In the sections from David and Lottes' perspectives, she is referred to as the "he" she appears. In the chapters from her adult life, Gallagher never goes into the graphic details of surgery or hormone replacement, instead focusing on Georgie's psychological struggle, the set of "trans-rules" she has taught herself to live by, her unremitting anxiety with regard to how she is perceived. The tenderness which with Gallagher approaches her subject immediately brought to mind Rose Tremain's 1992 novel, Sacred Country, about a boy-born-girl in provincial Suffolk in the 1950s. And yet, it is imprecise of me to contextualise Beautiful Pictures . . . as a gender-dysphoria story. At other times, I mistook it for a cancer story, a love story, a twin story, a war story.

Sudetenland

And looming constantly, curiously, in the background of this clamorous mix, there is the Sudetenland. As a student of Leaving Cert history I remember learning how, as a result of the Munich Agreement, this German-speaking territory of Czechoslovakia was ceded to Hitler in 1938. What I didn't learn was that in the aftermath of the war, its German-Czech inhabitants were aggressively expelled from their homes. Many died of exhaustion and disease on the way to Germany or ended up living as refugees in the liberated concentration camps. A whole chapter of Beautiful Pictures . . . is devoted to the number of people "killed/displaced" during this period, running into the millions, as well as the atrocities perpetrated against them. These slices of history are linked with Lotte's past. Though I can't say they felt particularly necessary to the story, it was startling to learn of a tragedy so significant about which I had known so little.

Fortunately, Gallagher's writing is brilliant enough to paper over any cracks in relevance, to smooth the surface of this jagged novel. Her luscious descriptions make suburban Dublin appear peculiarly fascinating, and it doesn't matter that there are rather a lot of tenuously related characters because she is capable of portraying a great deal of what is important about a person in very few lines. Though somewhat baffling on the surface, Beautiful Pictures . . . is strangely coherent up close, like a magic-eye picture.

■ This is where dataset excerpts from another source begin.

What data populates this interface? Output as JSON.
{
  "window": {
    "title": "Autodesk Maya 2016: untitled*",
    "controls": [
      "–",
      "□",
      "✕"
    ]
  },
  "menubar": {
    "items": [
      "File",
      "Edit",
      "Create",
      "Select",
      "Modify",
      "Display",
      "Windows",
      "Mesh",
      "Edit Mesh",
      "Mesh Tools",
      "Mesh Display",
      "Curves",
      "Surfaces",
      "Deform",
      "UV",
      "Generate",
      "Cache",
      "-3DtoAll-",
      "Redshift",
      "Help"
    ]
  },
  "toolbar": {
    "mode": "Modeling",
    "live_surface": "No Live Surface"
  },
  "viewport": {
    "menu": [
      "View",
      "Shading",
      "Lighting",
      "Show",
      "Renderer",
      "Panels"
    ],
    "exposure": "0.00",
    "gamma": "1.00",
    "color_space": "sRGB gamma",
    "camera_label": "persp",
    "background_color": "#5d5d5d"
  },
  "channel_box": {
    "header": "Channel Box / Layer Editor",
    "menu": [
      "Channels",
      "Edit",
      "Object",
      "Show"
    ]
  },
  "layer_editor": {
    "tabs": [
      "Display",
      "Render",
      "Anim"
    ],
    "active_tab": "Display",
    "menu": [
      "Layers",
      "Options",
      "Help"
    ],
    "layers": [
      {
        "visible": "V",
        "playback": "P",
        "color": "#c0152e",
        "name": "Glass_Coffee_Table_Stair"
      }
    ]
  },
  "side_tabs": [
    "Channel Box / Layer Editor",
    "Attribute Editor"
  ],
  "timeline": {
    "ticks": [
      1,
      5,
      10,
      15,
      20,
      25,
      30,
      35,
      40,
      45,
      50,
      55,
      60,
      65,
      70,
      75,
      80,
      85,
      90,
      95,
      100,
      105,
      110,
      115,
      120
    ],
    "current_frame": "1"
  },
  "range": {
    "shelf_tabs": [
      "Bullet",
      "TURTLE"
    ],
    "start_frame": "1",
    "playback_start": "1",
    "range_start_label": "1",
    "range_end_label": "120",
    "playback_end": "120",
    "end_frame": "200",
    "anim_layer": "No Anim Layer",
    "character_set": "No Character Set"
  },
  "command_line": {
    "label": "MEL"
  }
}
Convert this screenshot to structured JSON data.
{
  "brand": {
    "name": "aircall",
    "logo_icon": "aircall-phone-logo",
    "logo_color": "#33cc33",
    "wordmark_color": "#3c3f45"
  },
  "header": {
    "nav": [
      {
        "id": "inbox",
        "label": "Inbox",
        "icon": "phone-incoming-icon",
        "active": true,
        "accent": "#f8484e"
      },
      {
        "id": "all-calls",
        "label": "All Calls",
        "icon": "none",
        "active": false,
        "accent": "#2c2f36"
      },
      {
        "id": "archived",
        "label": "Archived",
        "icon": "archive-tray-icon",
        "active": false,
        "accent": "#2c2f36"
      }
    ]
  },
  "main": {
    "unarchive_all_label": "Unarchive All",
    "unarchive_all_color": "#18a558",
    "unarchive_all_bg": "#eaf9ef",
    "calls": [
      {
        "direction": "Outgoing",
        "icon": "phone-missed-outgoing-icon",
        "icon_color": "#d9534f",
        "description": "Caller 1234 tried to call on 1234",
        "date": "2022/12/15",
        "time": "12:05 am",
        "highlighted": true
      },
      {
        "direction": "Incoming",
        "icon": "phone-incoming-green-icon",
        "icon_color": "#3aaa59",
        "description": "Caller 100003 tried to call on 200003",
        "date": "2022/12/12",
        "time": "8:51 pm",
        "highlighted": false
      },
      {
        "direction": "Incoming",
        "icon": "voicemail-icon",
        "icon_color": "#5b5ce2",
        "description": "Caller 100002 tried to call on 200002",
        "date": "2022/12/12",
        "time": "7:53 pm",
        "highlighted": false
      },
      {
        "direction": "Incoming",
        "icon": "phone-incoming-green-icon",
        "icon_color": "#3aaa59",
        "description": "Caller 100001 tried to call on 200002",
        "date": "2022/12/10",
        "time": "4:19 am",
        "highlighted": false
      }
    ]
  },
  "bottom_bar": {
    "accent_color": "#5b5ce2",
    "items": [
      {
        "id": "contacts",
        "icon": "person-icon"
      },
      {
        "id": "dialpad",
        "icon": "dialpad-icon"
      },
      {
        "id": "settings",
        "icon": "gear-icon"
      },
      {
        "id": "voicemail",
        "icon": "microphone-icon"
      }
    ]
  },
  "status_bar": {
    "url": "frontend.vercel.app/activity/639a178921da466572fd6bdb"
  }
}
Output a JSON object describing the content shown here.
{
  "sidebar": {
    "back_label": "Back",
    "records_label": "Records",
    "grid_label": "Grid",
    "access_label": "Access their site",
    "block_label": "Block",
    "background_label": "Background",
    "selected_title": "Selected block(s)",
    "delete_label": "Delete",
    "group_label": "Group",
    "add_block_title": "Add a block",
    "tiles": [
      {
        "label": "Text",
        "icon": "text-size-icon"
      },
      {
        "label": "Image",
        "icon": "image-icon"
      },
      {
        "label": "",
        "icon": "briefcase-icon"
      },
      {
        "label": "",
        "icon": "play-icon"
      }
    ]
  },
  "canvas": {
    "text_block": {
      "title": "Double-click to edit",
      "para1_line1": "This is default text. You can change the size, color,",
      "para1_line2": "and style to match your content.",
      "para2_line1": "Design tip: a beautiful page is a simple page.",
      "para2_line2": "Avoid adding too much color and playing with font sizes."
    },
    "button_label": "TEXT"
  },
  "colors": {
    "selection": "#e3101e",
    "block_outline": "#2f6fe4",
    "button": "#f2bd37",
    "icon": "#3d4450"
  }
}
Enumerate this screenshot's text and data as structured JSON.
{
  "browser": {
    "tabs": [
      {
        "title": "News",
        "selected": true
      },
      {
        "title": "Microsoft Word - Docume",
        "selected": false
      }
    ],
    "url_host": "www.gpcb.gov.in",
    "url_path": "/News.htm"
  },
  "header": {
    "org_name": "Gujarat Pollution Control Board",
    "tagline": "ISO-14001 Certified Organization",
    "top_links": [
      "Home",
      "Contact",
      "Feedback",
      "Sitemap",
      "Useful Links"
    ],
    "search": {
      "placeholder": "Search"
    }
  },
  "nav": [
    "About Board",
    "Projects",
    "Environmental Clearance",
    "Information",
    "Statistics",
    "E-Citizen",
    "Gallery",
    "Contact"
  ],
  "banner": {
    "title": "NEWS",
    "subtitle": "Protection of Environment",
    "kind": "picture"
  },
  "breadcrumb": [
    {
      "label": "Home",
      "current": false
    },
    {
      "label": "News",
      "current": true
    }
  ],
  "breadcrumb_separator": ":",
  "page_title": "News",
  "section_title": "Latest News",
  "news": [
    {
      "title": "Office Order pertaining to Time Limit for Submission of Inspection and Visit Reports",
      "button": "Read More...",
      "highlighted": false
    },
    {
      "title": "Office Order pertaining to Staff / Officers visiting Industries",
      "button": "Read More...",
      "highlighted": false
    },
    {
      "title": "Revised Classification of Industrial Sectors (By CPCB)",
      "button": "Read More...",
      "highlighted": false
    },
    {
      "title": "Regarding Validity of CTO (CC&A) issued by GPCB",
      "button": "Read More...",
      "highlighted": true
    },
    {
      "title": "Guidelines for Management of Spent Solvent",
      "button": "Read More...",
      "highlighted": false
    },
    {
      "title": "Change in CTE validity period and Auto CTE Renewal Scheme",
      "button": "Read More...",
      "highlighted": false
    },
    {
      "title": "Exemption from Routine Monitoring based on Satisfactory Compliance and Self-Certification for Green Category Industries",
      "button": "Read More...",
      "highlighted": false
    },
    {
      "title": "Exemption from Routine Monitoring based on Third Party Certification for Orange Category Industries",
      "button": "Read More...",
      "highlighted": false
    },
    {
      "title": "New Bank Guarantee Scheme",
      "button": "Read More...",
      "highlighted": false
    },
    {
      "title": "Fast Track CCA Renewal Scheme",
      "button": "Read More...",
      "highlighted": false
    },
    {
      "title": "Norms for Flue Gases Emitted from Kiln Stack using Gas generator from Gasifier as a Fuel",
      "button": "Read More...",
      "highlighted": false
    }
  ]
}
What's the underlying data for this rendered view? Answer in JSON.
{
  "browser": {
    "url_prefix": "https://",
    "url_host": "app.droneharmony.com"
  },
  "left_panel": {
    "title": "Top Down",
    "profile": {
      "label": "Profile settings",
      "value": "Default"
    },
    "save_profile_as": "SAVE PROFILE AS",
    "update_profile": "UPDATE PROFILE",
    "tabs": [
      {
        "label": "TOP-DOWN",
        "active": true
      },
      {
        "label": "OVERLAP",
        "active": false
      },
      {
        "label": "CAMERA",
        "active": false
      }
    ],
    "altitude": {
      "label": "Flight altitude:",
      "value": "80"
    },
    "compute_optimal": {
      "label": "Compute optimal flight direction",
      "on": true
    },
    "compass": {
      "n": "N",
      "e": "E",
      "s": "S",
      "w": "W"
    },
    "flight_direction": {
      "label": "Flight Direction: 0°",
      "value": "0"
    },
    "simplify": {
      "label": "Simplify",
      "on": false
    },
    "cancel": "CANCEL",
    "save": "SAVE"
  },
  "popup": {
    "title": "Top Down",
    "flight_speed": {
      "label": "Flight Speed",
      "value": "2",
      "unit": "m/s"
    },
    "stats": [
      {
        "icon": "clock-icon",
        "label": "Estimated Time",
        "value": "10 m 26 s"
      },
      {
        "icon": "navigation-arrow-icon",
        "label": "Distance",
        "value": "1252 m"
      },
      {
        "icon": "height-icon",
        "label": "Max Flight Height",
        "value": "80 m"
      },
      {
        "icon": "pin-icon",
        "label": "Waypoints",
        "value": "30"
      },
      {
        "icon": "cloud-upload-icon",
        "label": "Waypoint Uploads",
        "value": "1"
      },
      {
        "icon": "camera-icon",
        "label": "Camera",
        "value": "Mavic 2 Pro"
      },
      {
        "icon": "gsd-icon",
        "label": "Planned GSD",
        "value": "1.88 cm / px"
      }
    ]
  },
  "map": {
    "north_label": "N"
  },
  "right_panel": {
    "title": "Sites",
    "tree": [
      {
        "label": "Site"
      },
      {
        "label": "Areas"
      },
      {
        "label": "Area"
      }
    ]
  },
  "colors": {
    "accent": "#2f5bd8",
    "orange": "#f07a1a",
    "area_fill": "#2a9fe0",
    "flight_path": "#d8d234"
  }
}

“They say the human brain remembers every single thing the eyes register,” grown-up Georgie tells her father in an audio letter, “like those baroque princes who used to collect oddments for their cabinets of curiosities, but we let ourselves forget because otherwise we’d go mad.” Gallagher is blessed with a brain better at this type of registration than most. Her second novel confirms her as a writer who doesn’t miss, or forget, a trick.

Sara Baume is the author of Spill Simmer Falter Wither.